Logo à chegada a Portugal em 2022, no entanto, eclodiu a guerra da Ucrânia, cujo desenrolar o choca profundamente. Manteve-se relutante em intervir, mas agora decidiu abrir uma exceção e dar esta entrevista exclusiva à PRESSENZA sobre as suas experiências no Leste da Europa e as possíveis ilações geopolíticas que esse saber, de experiência feito, permitirá fazer.
Na primeira parte da entrevista, publicada há poucos dias, abordaram-se as experiências de Carlos Fino em Moscovo e durante o desmoronamento da União Soviética e o desmembramento forçado da Jugoslávia.
Nesta segunda parte, ele fala sobre a atual guerra na Ucrânia, a Europa de Leste em geral, assim como sobre a desglobalização em curso e a nova ordem mundial emergente.
A atual guerra na Ucrânia
Pressenza:
Falemos agora da atual guerra na Ucrânia. Carlos, onde estava e qual foi a sua primeira reação quando soube que as tropas russas tinham invadido a Ucrânia no ano passado, em Fevereiro de 2022?
Carlos Fino:
Estava a regressar a Portugal vindo do Brasil. Eu vinha com a determinação de não estar mais na “boca de cena” da política internacional e de levar uma vida mais tranquila. Nesse aspeto, esta entrevista é uma exceção que faço. Toda a minha vida foi “gasta” e dedicada à política internacional e ao jornalismo e eu queria afastar-me um pouco disso e fazer aquilo que os antigos chamavam de “aurea mediocritas”, que é estar aqui a desfrutar das coisas boas da vida, longe da grande cena. Mas fiquei chocado com o próprio desenrolar dos acontecimentos.
Embora, em boa verdade, o desencadear das hostilidades fosse cada vez mais expetável, pois a Ucrânia está situada precisamente na fronteira de duas grandes placas tectónicas em termos geopolíticos: o Ocidente e a Rússia. Ela encontra-se, portanto, numa situação muito delicada, que exigiria políticos com grande conhecimento e capacidade para evitar que se chegasse a este ponto.

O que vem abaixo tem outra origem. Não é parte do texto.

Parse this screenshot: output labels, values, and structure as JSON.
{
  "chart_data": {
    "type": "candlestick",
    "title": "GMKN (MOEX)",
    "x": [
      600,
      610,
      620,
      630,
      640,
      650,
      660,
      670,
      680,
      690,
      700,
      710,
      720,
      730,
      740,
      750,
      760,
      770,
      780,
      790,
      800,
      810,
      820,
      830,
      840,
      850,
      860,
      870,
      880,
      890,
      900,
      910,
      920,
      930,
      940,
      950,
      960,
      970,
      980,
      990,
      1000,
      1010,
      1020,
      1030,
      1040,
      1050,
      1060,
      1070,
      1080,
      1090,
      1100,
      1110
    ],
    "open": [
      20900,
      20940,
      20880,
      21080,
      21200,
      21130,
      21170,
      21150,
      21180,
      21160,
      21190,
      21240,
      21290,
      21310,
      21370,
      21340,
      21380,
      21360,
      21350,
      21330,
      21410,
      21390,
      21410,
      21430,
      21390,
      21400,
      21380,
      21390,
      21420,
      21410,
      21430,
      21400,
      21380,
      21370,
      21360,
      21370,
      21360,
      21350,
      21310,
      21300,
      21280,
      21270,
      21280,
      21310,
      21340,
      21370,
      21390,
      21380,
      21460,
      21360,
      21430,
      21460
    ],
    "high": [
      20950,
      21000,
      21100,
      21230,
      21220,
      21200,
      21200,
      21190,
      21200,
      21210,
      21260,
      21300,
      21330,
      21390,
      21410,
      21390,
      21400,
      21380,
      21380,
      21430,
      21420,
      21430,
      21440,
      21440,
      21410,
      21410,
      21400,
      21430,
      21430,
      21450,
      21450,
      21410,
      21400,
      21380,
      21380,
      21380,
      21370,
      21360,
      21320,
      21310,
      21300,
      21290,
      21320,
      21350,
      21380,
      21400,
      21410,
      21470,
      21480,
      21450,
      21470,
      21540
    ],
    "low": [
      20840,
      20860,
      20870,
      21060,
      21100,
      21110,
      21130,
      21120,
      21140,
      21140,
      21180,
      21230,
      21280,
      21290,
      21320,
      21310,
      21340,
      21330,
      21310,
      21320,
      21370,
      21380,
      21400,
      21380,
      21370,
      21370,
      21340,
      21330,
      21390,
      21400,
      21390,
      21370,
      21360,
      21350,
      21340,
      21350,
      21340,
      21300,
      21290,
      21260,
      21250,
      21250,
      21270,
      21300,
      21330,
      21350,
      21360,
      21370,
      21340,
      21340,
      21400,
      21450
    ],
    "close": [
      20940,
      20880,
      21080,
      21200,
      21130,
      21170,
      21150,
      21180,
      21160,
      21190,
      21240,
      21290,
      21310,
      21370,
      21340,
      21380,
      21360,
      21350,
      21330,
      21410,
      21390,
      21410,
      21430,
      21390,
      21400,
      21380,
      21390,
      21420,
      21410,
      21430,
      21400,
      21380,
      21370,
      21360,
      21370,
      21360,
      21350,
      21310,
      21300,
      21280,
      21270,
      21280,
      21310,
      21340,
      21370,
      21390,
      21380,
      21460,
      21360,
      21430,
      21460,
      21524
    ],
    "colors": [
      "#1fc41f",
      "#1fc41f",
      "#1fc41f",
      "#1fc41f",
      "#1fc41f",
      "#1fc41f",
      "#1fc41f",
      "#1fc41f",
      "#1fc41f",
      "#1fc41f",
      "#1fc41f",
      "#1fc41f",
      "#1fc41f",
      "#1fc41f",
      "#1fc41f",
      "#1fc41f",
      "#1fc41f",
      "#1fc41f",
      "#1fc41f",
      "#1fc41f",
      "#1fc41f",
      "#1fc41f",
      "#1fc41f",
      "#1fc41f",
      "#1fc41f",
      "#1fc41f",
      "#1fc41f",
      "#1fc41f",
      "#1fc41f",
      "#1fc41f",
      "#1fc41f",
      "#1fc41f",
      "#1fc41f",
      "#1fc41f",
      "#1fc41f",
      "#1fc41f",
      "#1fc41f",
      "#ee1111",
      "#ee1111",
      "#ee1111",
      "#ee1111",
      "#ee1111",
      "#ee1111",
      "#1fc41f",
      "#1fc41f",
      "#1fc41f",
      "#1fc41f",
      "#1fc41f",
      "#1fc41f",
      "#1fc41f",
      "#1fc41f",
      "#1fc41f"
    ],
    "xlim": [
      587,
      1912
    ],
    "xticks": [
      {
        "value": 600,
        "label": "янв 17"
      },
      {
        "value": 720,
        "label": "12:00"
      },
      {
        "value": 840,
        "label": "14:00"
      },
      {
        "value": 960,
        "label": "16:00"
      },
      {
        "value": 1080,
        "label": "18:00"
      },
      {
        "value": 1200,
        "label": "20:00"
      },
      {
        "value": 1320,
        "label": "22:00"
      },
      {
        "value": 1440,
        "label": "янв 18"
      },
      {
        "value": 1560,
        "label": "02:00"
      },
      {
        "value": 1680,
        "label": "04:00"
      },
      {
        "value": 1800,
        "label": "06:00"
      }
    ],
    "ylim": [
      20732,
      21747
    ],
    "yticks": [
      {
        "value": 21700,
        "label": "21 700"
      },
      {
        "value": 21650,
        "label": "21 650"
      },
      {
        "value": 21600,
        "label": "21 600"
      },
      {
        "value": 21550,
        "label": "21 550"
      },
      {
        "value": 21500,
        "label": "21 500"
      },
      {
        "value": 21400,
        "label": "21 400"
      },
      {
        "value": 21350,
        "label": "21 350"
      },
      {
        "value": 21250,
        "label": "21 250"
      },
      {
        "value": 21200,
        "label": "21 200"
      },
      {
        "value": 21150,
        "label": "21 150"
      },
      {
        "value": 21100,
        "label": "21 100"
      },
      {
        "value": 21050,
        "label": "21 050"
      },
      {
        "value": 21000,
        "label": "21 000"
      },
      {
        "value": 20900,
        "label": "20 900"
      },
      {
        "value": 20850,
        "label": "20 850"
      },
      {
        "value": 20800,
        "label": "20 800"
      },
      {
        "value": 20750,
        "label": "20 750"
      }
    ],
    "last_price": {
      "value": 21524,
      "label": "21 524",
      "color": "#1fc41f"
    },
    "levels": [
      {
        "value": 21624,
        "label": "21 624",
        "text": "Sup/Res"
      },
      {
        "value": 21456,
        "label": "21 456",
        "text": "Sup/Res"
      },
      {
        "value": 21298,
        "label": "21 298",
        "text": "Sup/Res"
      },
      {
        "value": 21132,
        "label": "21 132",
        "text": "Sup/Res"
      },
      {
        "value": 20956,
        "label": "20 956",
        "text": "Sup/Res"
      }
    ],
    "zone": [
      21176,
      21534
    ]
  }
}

No entanto, dado o que se vinha passando desde 2014, primeiro com o afastamento pela força do presidente ucraniano que tinha sido eleito em escrutínio validado pela OSCE, e depois a criação dum regime abertamente anti-russo em Kiev e que fazia ataques militares contra o Donbass (que não se queria sujeitar a essa mudança de 2014), uma situação que se prolongou por 8 anos, com milhares de vítimas, era portanto cada vez mais expetável, e até inevitável, que a certa altura a Rússia interviesse – como o veio a fazer.
A guerra da Ucrânia podia ter sido evitada pelo Ocidente?
Podia, claro, seria muito simples: bastava não fazer finca-pé da entrada da Ucrânia na OTAN, ou de ir postergando isso e de garantir o estatuto de neutralidade ao país. Não tem nada do outro mundo: a Áustria manteve-se neutral desde o fim da 2ª Guerra Mundial, só lucrou com isso. E, por outro lado, do ponto de vista interno, Kiev podia muito bem reconhecer a autonomia de Donbass, como Portugal reconhece a autonomia dos Açores ou como a Espanha reconhece a autonomia da Catalunha. Isso teria evitado a guerra.
Portanto, não acha que na Ucrânia o Ocidente esteja a defender a democracia contra as ditaduras — ou pelo menos contra uma ditadura –, mas sim a defender os seus próprios interesses económicos, estratégicos, geopolíticos…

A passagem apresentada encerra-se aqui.